Versa Networks has patched three vulnerabilities in its Concerto network security and SD-WAN orchestration platform, including one that scored a 10.0, the highest possible severity rating.
The Versa Concerto vulnerabilities were revealed by Project Discovery in a blog post earlier this week, which said Versa hadn’t responded to the researchers’ disclosures that were first made in February. The researchers said they had “not received any response or indication of a forthcoming patch. As a result, we are compelled to publish our findings to raise awareness and prompt the necessary actions to secure affected systems.”
However, in a statement to The Cyber Express, Versa said the vulnerabilities were fixed with a hotfix on March 7 and then in the Concerto 12.2.1 general release on April 16. Versa offered a screenshot as proof of the April 16 fix. Versa also said the company had been in touch with the researchers.
“There is no indication that these vulnerabilities were exploited in the wild, and no customer impact has been reported,” Versa said. “All affected customers were notified through established security and support channels with guidance on how to apply the recommended updates.”
The Versa Concerto Vulnerabilities
The Versa Concerto vulnerabilities have been assigned the following CVEs:
- CVE-2025-34027, a 10.0-rated Race Condition and Improper Authentication vulnerability. The Versa Concerto platform in versions 12.1.2 through 12.2.0 is vulnerable to an authentication bypass in the Traefik reverse proxy configuration, which could allow an attacker to access administrative endpoints. The Spack upload endpoint can potentially be leveraged with a Time-of-Check to Time-of-Use (TOCTOU) write in combination with a race condition to achieve remote code execution via path loading manipulation.
- CVE-2025-34026, a 9.2-severity Improper Authentication vulnerability. The authentication bypass in the Traefik reverse proxy configuration could potentially allow the internal Actuator endpoint to be leveraged for access to heap dumps and trace logs.
- CVE-2025-34025, an 8.6-severity Incorrect Permission Assignment for Critical Resource vulnerability. The Concerto platform is vulnerable to a privilege escalation and container escape vulnerability caused by unsafe default mounting of host binary paths that allow the container to modify host paths. The escape could potentially be used to trigger remote code execution or direct host access, depending on host operating system configuration.

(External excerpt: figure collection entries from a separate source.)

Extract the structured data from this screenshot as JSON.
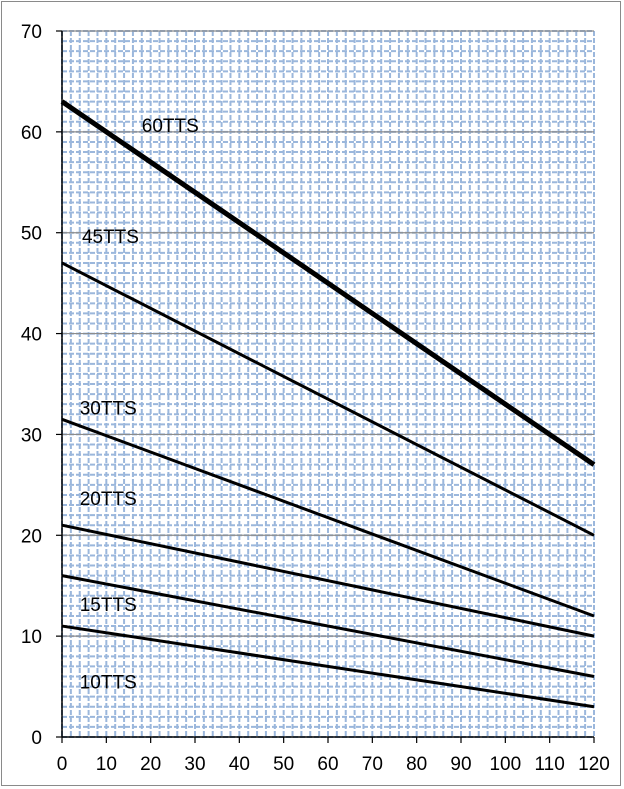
{
  "chart_data": {
    "type": "line",
    "title": "",
    "xlabel": "",
    "ylabel": "",
    "xlim": [
      0,
      120
    ],
    "ylim": [
      0,
      70
    ],
    "x_ticks": [
      "0",
      "10",
      "20",
      "30",
      "40",
      "50",
      "60",
      "70",
      "80",
      "90",
      "100",
      "110",
      "120"
    ],
    "y_ticks": [
      "0",
      "10",
      "20",
      "30",
      "40",
      "50",
      "60",
      "70"
    ],
    "grid": "major and minor, blue dashed minor grid",
    "colors": {
      "minor_grid": "#9bb7dc",
      "major_grid": "#8c8c8c",
      "line": "#000000",
      "axis": "#000000"
    },
    "series": [
      {
        "name": "60TTS",
        "x": [
          0,
          120
        ],
        "y": [
          63,
          27
        ],
        "label_at": [
          18,
          60
        ],
        "bold": true
      },
      {
        "name": "45TTS",
        "x": [
          0,
          120
        ],
        "y": [
          47,
          20
        ],
        "label_at": [
          4.5,
          49
        ]
      },
      {
        "name": "30TTS",
        "x": [
          0,
          120
        ],
        "y": [
          31.5,
          12
        ],
        "label_at": [
          4,
          32
        ]
      },
      {
        "name": "20TTS",
        "x": [
          0,
          120
        ],
        "y": [
          21,
          10
        ],
        "label_at": [
          4,
          23
        ]
      },
      {
        "name": "15TTS",
        "x": [
          0,
          120
        ],
        "y": [
          16,
          6
        ],
        "label_at": [
          4,
          12.5
        ]
      },
      {
        "name": "10TTS",
        "x": [
          0,
          120
        ],
        "y": [
          11,
          3
        ],
        "label_at": [
          4,
          4.8
        ]
      }
    ]
  }
}
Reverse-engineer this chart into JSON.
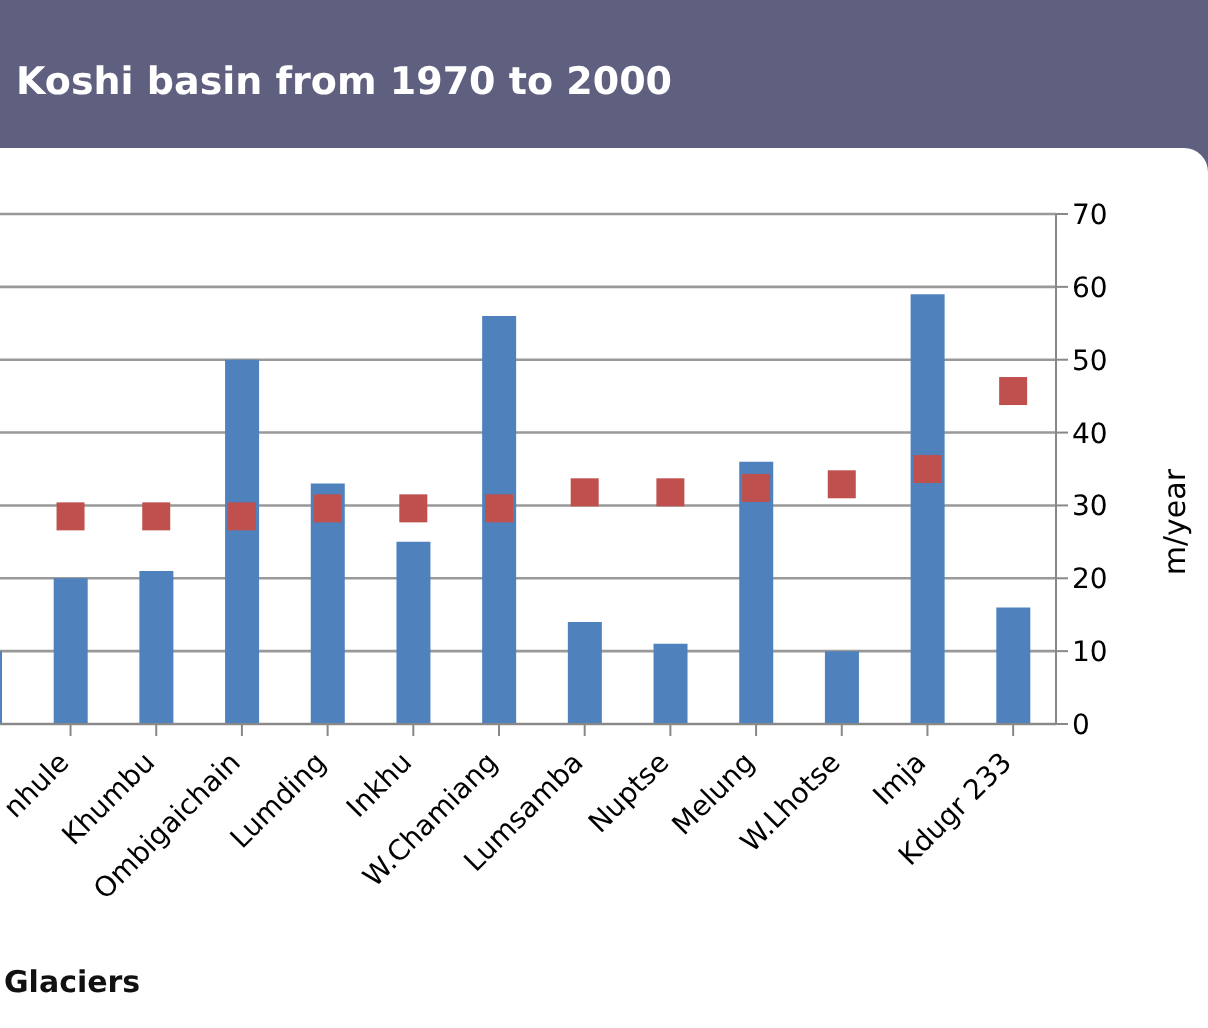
{
  "chart_data": {
    "type": "bar",
    "title": "Koshi basin from 1970 to 2000",
    "xlabel": "Glaciers",
    "ylabel": "m/year",
    "categories": [
      null,
      "nhule",
      "Khumbu",
      "Ombigaichain",
      "Lumding",
      "Inkhu",
      "W.Chamiang",
      "Lumsamba",
      "Nuptse",
      "Melung",
      "W.Lhotse",
      "Imja",
      "Kdugr 233"
    ],
    "series": [
      {
        "color": "#4f81bd",
        "values": [
          10,
          20,
          21,
          50,
          33,
          25,
          56,
          14,
          11,
          36,
          10,
          59,
          16
        ]
      },
      {
        "type": "scatter",
        "color": "#c0504d",
        "marker": "square",
        "values": [
          null,
          28.5,
          28.5,
          28.5,
          29.6,
          29.6,
          29.6,
          31.8,
          31.8,
          32.4,
          32.9,
          35,
          45.7
        ]
      }
    ],
    "ylim": [
      0,
      70
    ],
    "yticks": [
      0,
      10,
      20,
      30,
      40,
      50,
      60,
      70
    ],
    "grid": "y"
  }
}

“These vulnerabilities, when chained together, could allow an attacker to fully compromise both the application and the underlying host system,” the Project Discovery researchers wrote. “This research highlights how small misconfigurations in modern cloud-based deployments can escalate into severe security risks, particularly for platforms handling sensitive network configurations and enterprise data.”
Versa’s Response
With a customer base that includes enterprises and service providers, a Versa vulnerability can have significant effects, so the company’s prompt response was the right one.
“Versa follows responsible disclosure practices and takes a proactive approach to identifying, mitigating, and communicating potential risks,” the company told The Cyber Express. “Security is foundational to our platform, and we continue to invest in continuous monitoring, rapid response, and customer education as part of our commitment to trust and protection.”
Many customers have already upgraded to the April 16 release, the company said, “though we recognize some deployments may still be pending.”
Detailed information on affected releases and mitigation steps is limited to customer access only, Versa said.